Hearing Voices

| by Staci Barfield

Nonprofit leaders - take a minute to answer the following questions:

  • How well do you know your stakeholders? I mean REALLY know them — their values, priorities, motivations, and reasons for supporting or using the services of your organization?
  • How much do your stakeholders know about your agency’s work? Are they not only aware of the organization’s current state, but also its future direction? How involved are they in furthering your mission?

Recently, the Armstrong McGuire team spent time deliberating the future of the nonprofit sector with a number of grant makers and change leaders. Among many great topics, we discussed multi-year funding, collaboration, coalition-building, and deliberate associations.
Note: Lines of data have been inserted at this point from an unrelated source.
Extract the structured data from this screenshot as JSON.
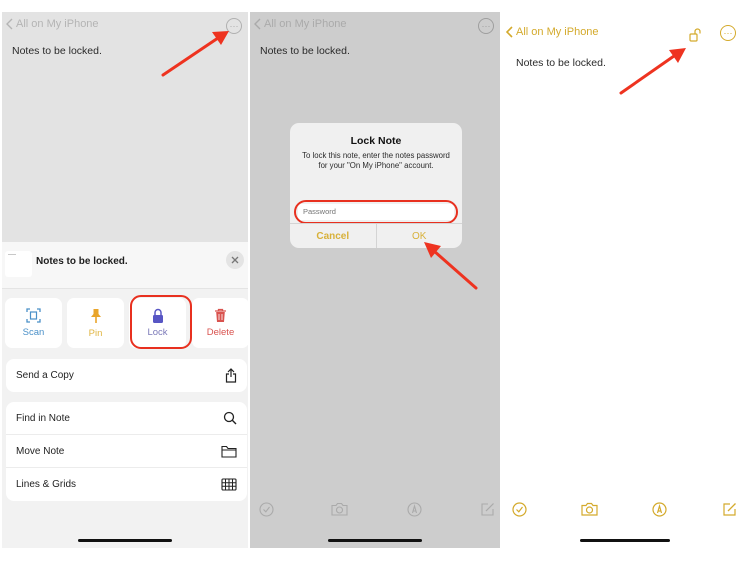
{
  "step1": {
    "back_label": "All on My iPhone",
    "note_text": "Notes to be locked.",
    "sheet": {
      "note_title": "Notes to be locked.",
      "actions": [
        {
          "label": "Scan",
          "icon": "scan-icon",
          "color": "#4a90c8"
        },
        {
          "label": "Pin",
          "icon": "pin-icon",
          "color": "#e9a52b"
        },
        {
          "label": "Lock",
          "icon": "lock-icon",
          "color": "#5856c4"
        },
        {
          "label": "Delete",
          "icon": "trash-icon",
          "color": "#d9534f"
        }
      ],
      "send_copy": {
        "label": "Send a Copy",
        "icon": "share-icon"
      },
      "menu": [
        {
          "label": "Find in Note",
          "icon": "search-icon"
        },
        {
          "label": "Move Note",
          "icon": "folder-icon"
        },
        {
          "label": "Lines & Grids",
          "icon": "grid-icon"
        }
      ]
    }
  },
  "step2": {
    "back_label": "All on My iPhone",
    "note_text": "Notes to be locked.",
    "dialog": {
      "title": "Lock Note",
      "message": "To lock this note, enter the notes password for your \"On My iPhone\" account.",
      "password_placeholder": "Password",
      "password_value": "",
      "cancel_label": "Cancel",
      "ok_label": "OK"
    },
    "toolbar": [
      "checklist-icon",
      "camera-icon",
      "markup-icon",
      "compose-icon"
    ]
  },
  "step3": {
    "back_label": "All on My iPhone",
    "note_text": "Notes to be locked.",
    "toolbar": [
      "checklist-icon",
      "camera-icon",
      "markup-icon",
      "compose-icon"
    ]
  },
  "colors": {
    "accent": "#d4aa2c",
    "highlight": "#e8301f",
    "lock": "#5856c4"
  }
}
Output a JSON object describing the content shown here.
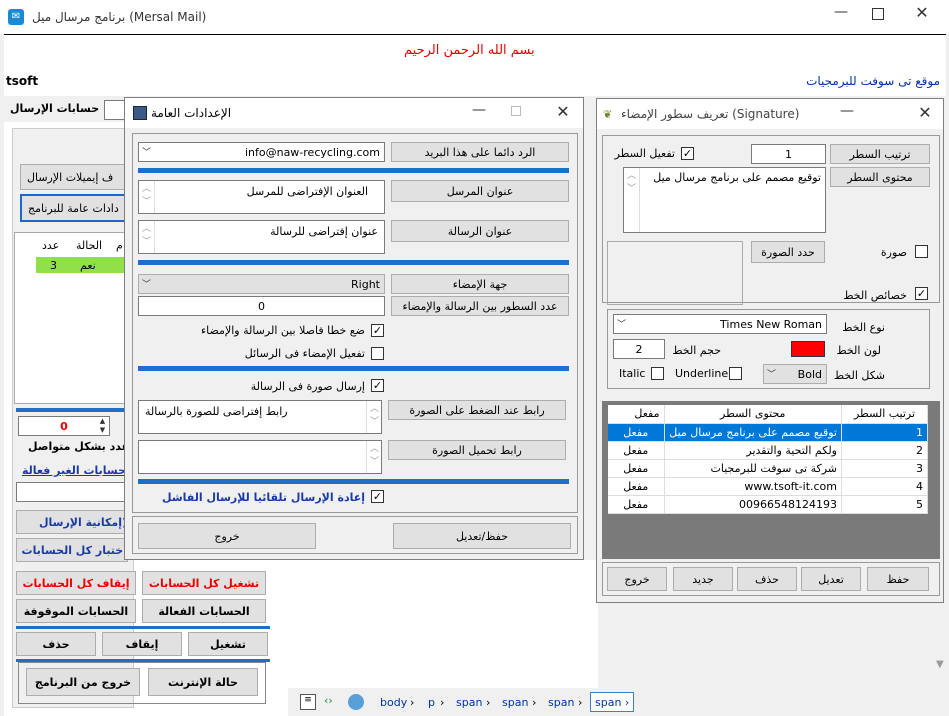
{
  "main": {
    "title": "برنامج مرسال ميل (Mersal Mail)",
    "bismillah": "بسم الله الرحمن الرحيم",
    "tsoft": "tsoft",
    "site_link": "موقع تى سوفت للبرمجيات",
    "accounts_label": "حسابات الإرسال",
    "btn_templates": "ف إيميلات الإرسال",
    "btn_settings": "دادات عامة للبرنامج",
    "table_headers": [
      "عدد",
      "الحالة",
      "م"
    ],
    "table_row": [
      "3",
      "نعم"
    ],
    "counter_value": "0",
    "counter_label": "عدد بشكل متواصل",
    "inactive_label": "الحسابات الغير فعالة",
    "btn_capability": "إمكانية الإرسال)",
    "btn_test_all": "اختبار كل الحسابات",
    "btn_start_all": "تشغيل كل الحسابات",
    "btn_stop_all": "إيقاف كل الحسابات",
    "btn_active": "الحسابات الفعالة",
    "btn_stopped": "الحسابات الموقوفة",
    "btn_run": "تشغيل",
    "btn_pause": "إيقاف",
    "btn_delete": "حذف",
    "btn_exit_program": "خروج من البرنامج",
    "btn_internet": "حالة الإنترنت",
    "status_path": [
      "body",
      "p",
      "span",
      "span",
      "span",
      "span"
    ]
  },
  "settings": {
    "title": "الإعدادات العامة",
    "reply_value": "info@naw-recycling.com",
    "reply_label": "الرد دائما على هذا البريد",
    "sender_value": "العنوان الإفتراضى للمرسل",
    "sender_label": "عنوان المرسل",
    "subject_value": "عنوان إفتراضى للرسالة",
    "subject_label": "عنوان الرسالة",
    "sig_side_value": "Right",
    "sig_side_label": "جهة الإمضاء",
    "lines_value": "0",
    "lines_label": "عدد السطور بين الرسالة والإمضاء",
    "chk_separator": "ضع خطا فاصلا بين الرسالة والإمضاء",
    "chk_enable_sig": "تفعيل الإمضاء فى الرسائل",
    "chk_image": "إرسال صورة فى الرسالة",
    "click_link_value": "رابط إفتراضى للصورة بالرسالة",
    "click_link_label": "رابط عند الضغط على الصورة",
    "load_link_label": "رابط تحميل الصورة",
    "chk_resend": "إعادة الإرسال تلقائيا للإرسال الفاشل",
    "btn_exit": "خروج",
    "btn_save": "حفظ/تعديل"
  },
  "signature": {
    "title": "تعريف سطور الإمضاء (Signature)",
    "order_label": "ترتيب السطر",
    "order_value": "1",
    "enable_label": "تفعيل السطر",
    "content_label": "محتوى السطر",
    "content_value": "توقيع مصمم على برنامج مرسال ميل",
    "image_label": "صورة",
    "pick_image": "حدد الصورة",
    "font_props": "خصائص الخط",
    "font_type_label": "نوع الخط",
    "font_type_value": "Times New Roman",
    "font_color_label": "لون الخط",
    "font_size_label": "حجم الخط",
    "font_size_value": "2",
    "font_shape_label": "شكل الخط",
    "font_shape_value": "Bold",
    "italic": "Italic",
    "underline": "Underline",
    "table_headers": [
      "ترتيب السطر",
      "محتوى السطر",
      "مفعل"
    ],
    "rows": [
      [
        "1",
        "توقيع مصمم على برنامج مرسال ميل",
        "مفعل"
      ],
      [
        "2",
        "ولكم التحية والتقدير",
        "مفعل"
      ],
      [
        "3",
        "شركة تى سوفت للبرمجيات",
        "مفعل"
      ],
      [
        "4",
        "www.tsoft-it.com",
        "مفعل"
      ],
      [
        "5",
        "00966548124193",
        "مفعل"
      ]
    ],
    "btn_save": "حفظ",
    "btn_edit": "تعديل",
    "btn_delete": "حذف",
    "btn_new": "جديد",
    "btn_exit": "خروج"
  }
}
What these concepts have in common is they require a two-way (or three- or four-way) dialogue that includes the voices of many constituent groups —  funders, staff, volunteers, partners, boards, service recipients — and even the community-at-large.

Nonprofits can no longer abide by the “build it and they will come” mindset. More than ever, funders want to be part of creating a program, not just the recipient of after-the-fact reports. Citizens are engaging in advocacy and activism efforts that were previously left to politicians and lobbyists. And millennials have changed charitable giving, choosing to focus on issues rather than organizations.

So, how did you answer the questions above? If you’re not TRULY connecting with key stakeholders, it may be time to assess your organizational strategy. What feedback mechanisms do you have in place? Are you engaging funders and clients in strategic planning efforts? Does your major gifts or capital campaign include a campaign preparedness study? Who provides input as to whether a program is added, changed, or retired? Is your agency leading advocacy efforts or merely participating in them?

Constituents are demanding their voices be heard. They want to be part of setting direction, not just funding the programs and services presented to them. While this may result in a cultural shift, if we’re smart, those of us in the nonprofit sector will listen.